Maura Harty

Assistant Secretary, Bureau of Consular Affairs
State Department
202-647-9576

M

aura Harty, a career Foreign Service officer, has a clear mission: to straighten out the Bureau of Consular Affairs, which issues visas to foreign visitors. That's the bureau that permitted many of the September 11 terrorists to enter the country, despite irregularities in their applications. After the 2001 terrorist attacks, the General Accounting Office and the State Department inspector general blasted the agency for security breaches and inconsistent procedures.

"Visa processing has undergone a profound transformation since September 11," Harty assured a Senate committee in September 2003. Besides improving training, she said, "We've issued 41 standard operating procedures, because I think it's very important for us to put in place standards so that I know . . . that the process is being done the same way in Buenos Aires as in Bangkok as in Bangladesh."

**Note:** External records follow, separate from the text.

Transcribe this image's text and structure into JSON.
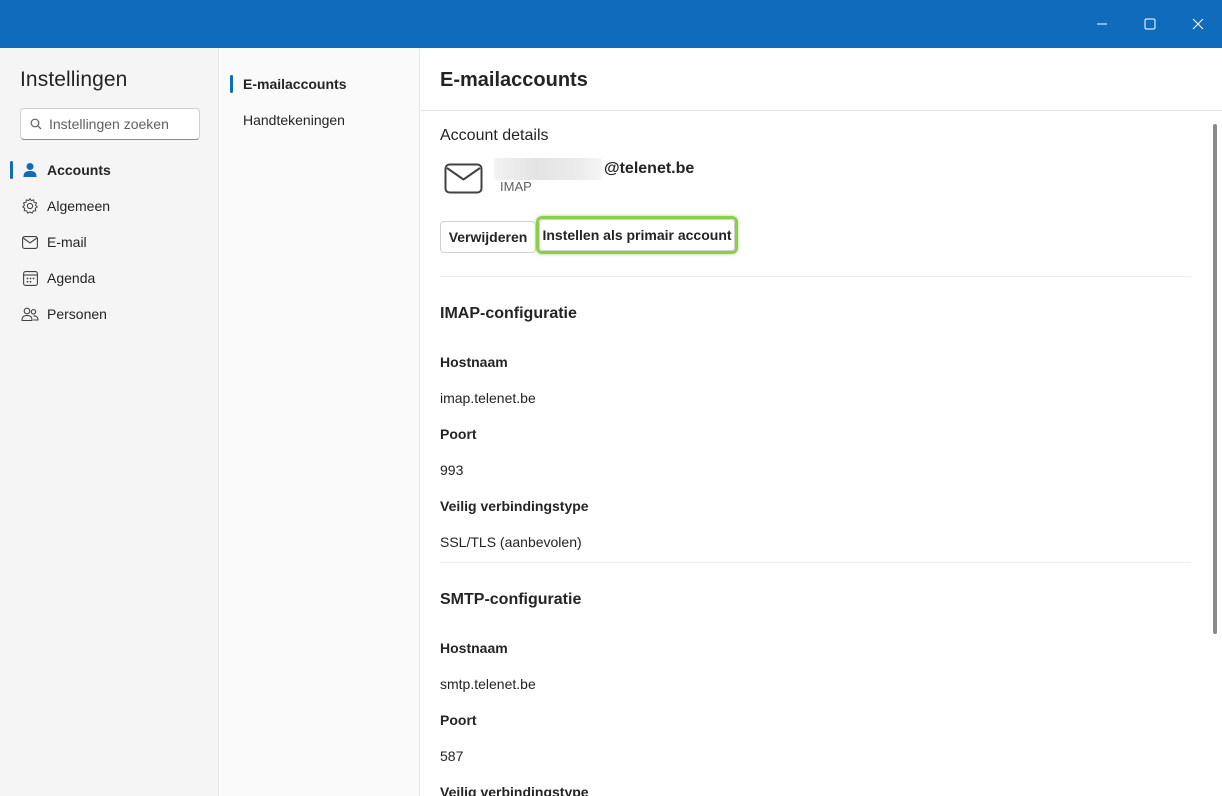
{
  "window": {
    "controls": [
      "minimize",
      "maximize",
      "close"
    ]
  },
  "nav": {
    "title": "Instellingen",
    "search_placeholder": "Instellingen zoeken",
    "items": [
      {
        "label": "Accounts",
        "icon": "person-icon",
        "active": true
      },
      {
        "label": "Algemeen",
        "icon": "gear-icon",
        "active": false
      },
      {
        "label": "E-mail",
        "icon": "mail-icon",
        "active": false
      },
      {
        "label": "Agenda",
        "icon": "calendar-icon",
        "active": false
      },
      {
        "label": "Personen",
        "icon": "people-icon",
        "active": false
      }
    ]
  },
  "subnav": {
    "items": [
      {
        "label": "E-mailaccounts",
        "active": true
      },
      {
        "label": "Handtekeningen",
        "active": false
      }
    ]
  },
  "content": {
    "title": "E-mailaccounts",
    "account": {
      "section_label": "Account details",
      "email_domain": "@telenet.be",
      "type": "IMAP",
      "remove_button": "Verwijderen",
      "primary_button": "Instellen als primair account"
    },
    "imap": {
      "title": "IMAP-configuratie",
      "host_label": "Hostnaam",
      "host_value": "imap.telenet.be",
      "port_label": "Poort",
      "port_value": "993",
      "security_label": "Veilig verbindingstype",
      "security_value": "SSL/TLS (aanbevolen)"
    },
    "smtp": {
      "title": "SMTP-configuratie",
      "host_label": "Hostnaam",
      "host_value": "smtp.telenet.be",
      "port_label": "Poort",
      "port_value": "587",
      "security_label": "Veilig verbindingstype"
    }
  },
  "colors": {
    "titlebar": "#0f6cbd",
    "accent": "#0f6cbd",
    "highlight": "#8dcd4e"
  }
}
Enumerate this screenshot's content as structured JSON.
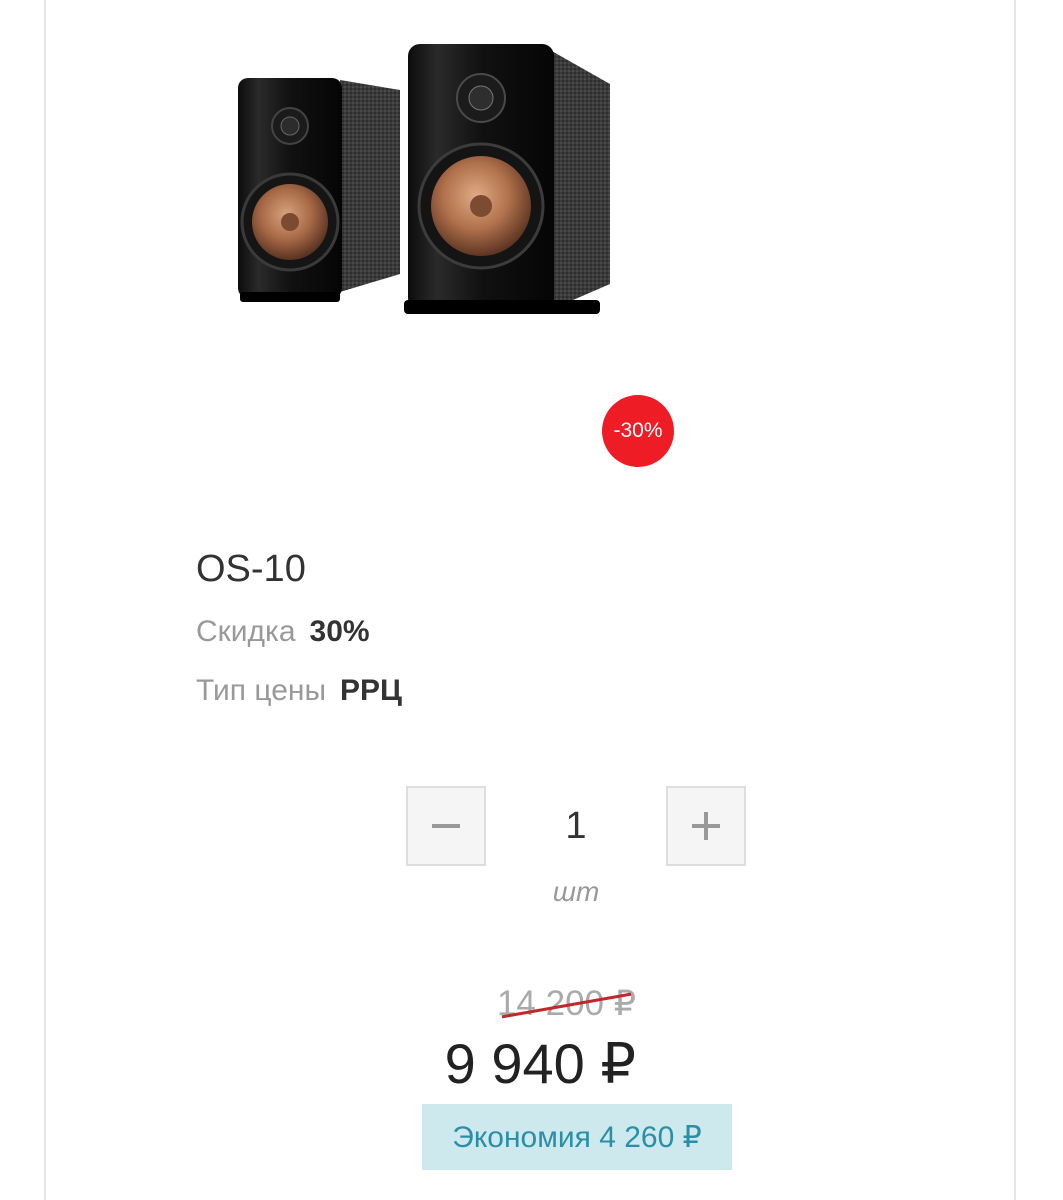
{
  "product": {
    "name": "OS-10",
    "badge": "-30%",
    "image_alt": "speakers"
  },
  "params": {
    "discount_label": "Скидка",
    "discount_value": "30%",
    "price_type_label": "Тип цены",
    "price_type_value": "РРЦ"
  },
  "quantity": {
    "value": "1",
    "unit": "шт",
    "minus_icon": "minus-icon",
    "plus_icon": "plus-icon"
  },
  "price": {
    "old": "14 200 ₽",
    "new": "9 940 ₽",
    "savings": "Экономия 4 260 ₽"
  },
  "colors": {
    "badge": "#ee1c25",
    "strike": "#c0282d",
    "savings_bg": "#cde9ee",
    "savings_text": "#2a8fa6"
  }
}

In 2003, she worked with Homeland Security officials to take on the new department's responsibility over nonimmigrant visa policy and oversight, as provided for in the 2001 Homeland Security legislation. State continues to issue the visas, but now Homeland Security sets visa rules, compiles watch lists, and reviews visa applications.

Harty, 44, has long been a high-profile official, serving in a variety of posts in Washington and abroad since joining the Foreign Service in 1981. In 1988, she volunteered to work at the U.S. Embassy in Bogotá, Colombia-a particularly dangerous post-where she headed the visa section. She was the U.S. ambassador to Paraguay from 1997 to 1999 and then returned to Washington as deputy chief of the Bureau of Consular Affairs. An assignment as executive secretary of the State Department, working closely with Secretary of State Colin Powell, preceded her nomination to head the bureau.

A graduate of the Georgetown University School of Foreign Service in Washington, D.C., Harty grew up in Staten Island, N.Y.